= Dena Katzenberg =

Dena Katzenberg (October 29, 1922 – November 25, 2000) was the longtime textile curator at the Baltimore Museum of Art and is noted for her scholarship on Baltimore album quilts.

== Early life ==

Dena Katzenberg was born in Baltimore. Enthralled by color and its unconventional applications, Katzenberg often visited the color laboratory at the Farboil Paint Company, owned by her father, which manufactured paint for the maritime industry. After graduating from Forest Park High School, Johns Hopkins University, and the New York School of Design, she headed the interior design studio at the May Company later called Hecht Co.

== Museum Curator ==

In the 1970s, Dena Katzenberg joined the Baltimore Museum of Art (BMA) as the institution’s consulting textile curator. Katzenberg organized numerous exhibitions during her tenure including the multi-disciplinary show “Blue Traditions” in 1973, “And Eagles Sweep Across the Sky,” which promoted Native American crafts in 1977, and “Patterns in a Revolution: French Printed Textiles. 1759-1821” which was installed in the BMA in 1988 and then went on to be exhibited at the Taft Museum in Cincinnati. She had a particular interest in Baltimore album quilts and drew national attention to these quilts sewn by Baltimore women during the 1840s. In 1981, she organized and wrote the catalogue for an exhibition of Baltimore Album quilt coverlets at the American Wing of the Metropolitan Museum of Art.

== Personal life ==

In 1946, she married Morton C. Katzenberg, whose family founded Merrygarden sportswear manufacturing company. Katzenberg had two sons David and Steve.
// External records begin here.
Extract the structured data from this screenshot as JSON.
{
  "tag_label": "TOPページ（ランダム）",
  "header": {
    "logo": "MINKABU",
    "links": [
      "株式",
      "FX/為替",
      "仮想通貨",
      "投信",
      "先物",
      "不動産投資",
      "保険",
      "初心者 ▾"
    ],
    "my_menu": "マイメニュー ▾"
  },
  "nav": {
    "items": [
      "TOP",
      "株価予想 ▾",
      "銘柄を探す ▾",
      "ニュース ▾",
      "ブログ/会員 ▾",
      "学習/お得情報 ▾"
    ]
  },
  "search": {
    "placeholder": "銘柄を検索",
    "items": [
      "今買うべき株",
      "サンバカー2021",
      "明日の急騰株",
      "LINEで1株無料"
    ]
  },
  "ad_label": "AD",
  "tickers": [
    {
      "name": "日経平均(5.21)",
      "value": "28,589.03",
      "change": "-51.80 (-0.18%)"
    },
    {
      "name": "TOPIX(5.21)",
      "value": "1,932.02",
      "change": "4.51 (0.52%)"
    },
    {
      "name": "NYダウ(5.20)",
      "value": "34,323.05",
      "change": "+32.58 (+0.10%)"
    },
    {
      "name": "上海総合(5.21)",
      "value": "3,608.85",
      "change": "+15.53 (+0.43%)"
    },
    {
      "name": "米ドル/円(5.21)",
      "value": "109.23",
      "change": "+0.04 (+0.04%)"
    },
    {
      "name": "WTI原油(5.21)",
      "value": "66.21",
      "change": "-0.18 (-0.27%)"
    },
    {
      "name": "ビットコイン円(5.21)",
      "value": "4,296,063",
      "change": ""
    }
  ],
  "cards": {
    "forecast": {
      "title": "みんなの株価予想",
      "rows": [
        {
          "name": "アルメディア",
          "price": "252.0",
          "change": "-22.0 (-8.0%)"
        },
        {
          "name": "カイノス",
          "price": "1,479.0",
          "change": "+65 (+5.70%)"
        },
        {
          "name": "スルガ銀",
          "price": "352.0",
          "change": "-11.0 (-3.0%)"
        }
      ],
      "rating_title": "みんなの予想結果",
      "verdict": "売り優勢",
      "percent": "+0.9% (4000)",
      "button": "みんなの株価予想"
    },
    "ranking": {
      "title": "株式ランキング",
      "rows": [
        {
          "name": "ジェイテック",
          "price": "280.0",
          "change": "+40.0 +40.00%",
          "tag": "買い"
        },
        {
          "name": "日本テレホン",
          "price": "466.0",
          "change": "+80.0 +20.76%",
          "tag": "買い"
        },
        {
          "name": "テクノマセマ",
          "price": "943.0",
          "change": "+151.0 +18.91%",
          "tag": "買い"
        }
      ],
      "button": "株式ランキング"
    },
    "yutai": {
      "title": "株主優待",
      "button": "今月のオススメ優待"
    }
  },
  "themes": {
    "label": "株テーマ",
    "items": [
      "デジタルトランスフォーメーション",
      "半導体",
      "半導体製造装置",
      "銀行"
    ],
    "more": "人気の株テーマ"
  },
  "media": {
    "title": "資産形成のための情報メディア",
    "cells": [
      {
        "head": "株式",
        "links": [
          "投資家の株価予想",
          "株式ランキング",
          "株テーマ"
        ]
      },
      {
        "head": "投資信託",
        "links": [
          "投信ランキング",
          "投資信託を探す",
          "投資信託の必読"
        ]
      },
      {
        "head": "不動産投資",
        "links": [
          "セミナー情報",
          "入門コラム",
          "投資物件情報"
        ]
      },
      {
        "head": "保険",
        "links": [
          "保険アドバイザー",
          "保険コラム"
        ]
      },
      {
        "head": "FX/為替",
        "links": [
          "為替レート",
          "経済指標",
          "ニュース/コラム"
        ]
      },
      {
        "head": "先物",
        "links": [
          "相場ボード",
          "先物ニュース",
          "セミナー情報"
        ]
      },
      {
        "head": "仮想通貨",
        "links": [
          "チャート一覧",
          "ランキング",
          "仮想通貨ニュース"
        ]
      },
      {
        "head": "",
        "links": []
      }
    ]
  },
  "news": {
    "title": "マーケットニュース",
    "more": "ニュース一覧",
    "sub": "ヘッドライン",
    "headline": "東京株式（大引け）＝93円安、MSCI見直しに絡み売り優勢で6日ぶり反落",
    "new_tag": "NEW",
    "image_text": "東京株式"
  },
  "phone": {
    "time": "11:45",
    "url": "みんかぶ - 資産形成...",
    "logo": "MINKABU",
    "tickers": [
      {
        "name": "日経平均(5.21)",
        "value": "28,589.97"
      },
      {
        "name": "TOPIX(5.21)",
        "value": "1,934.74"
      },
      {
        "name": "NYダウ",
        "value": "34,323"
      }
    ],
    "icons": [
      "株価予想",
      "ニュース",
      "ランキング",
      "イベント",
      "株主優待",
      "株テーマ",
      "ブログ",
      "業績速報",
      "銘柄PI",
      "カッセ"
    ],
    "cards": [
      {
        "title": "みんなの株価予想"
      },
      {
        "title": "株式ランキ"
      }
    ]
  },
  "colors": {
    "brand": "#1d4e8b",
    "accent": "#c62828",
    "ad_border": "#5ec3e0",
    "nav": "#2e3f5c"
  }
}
Her son David died on June 24, 2000.

== External References ==

- Amelia Peck, American Quilts & Coverlets (New York: The Metropolitan Museum of Art, 1990).
- Loren R. Lerner & Mary F. Williamson, Art and Architecture in Canada: A Bibliography and Guide to the Literature v.1 (Toronto: University of Toronto Press, 1991).
- Dena S. Katzenberg, The Great American Cover-Up: Counterpanes of the Eighteenth and Nineteenth Centuries (Baltimore: The Baltimore Museum of Art, 1971).
- Dena S. Katzenberg, Baltimore Album Quilts (Baltimore: The Baltimore Museum of Art, 1981).
- Dena S. Katzenberg, Blue traditions: Indigo Dyed Textiles and Related Cobalt Glazed Ceramics from the 17th through the 19th century (Baltimore: The Baltimore Museum of Art, 1973).
- Zoe Annuis Perkins “Textiles from the Collection” Bulletin 21:1 (Spring 1994: St. Louis Art Museum, 1-63).
- ”Focus-Textile Show not for Ladies Only” 9 Dec. 1973 The Sun, D5.
- ”Indian blankets, baskets to be exhibited at museum” 18 Sept. 1977 The Sun, D12.
- John Dorsey, “Textiles that Speak for a Culture” 2 Oct. 1977 The Sun, SU10.
- ”Museum awarded $68,280 for research, catalogues” 10 Apr. 1977 The Sun, N6.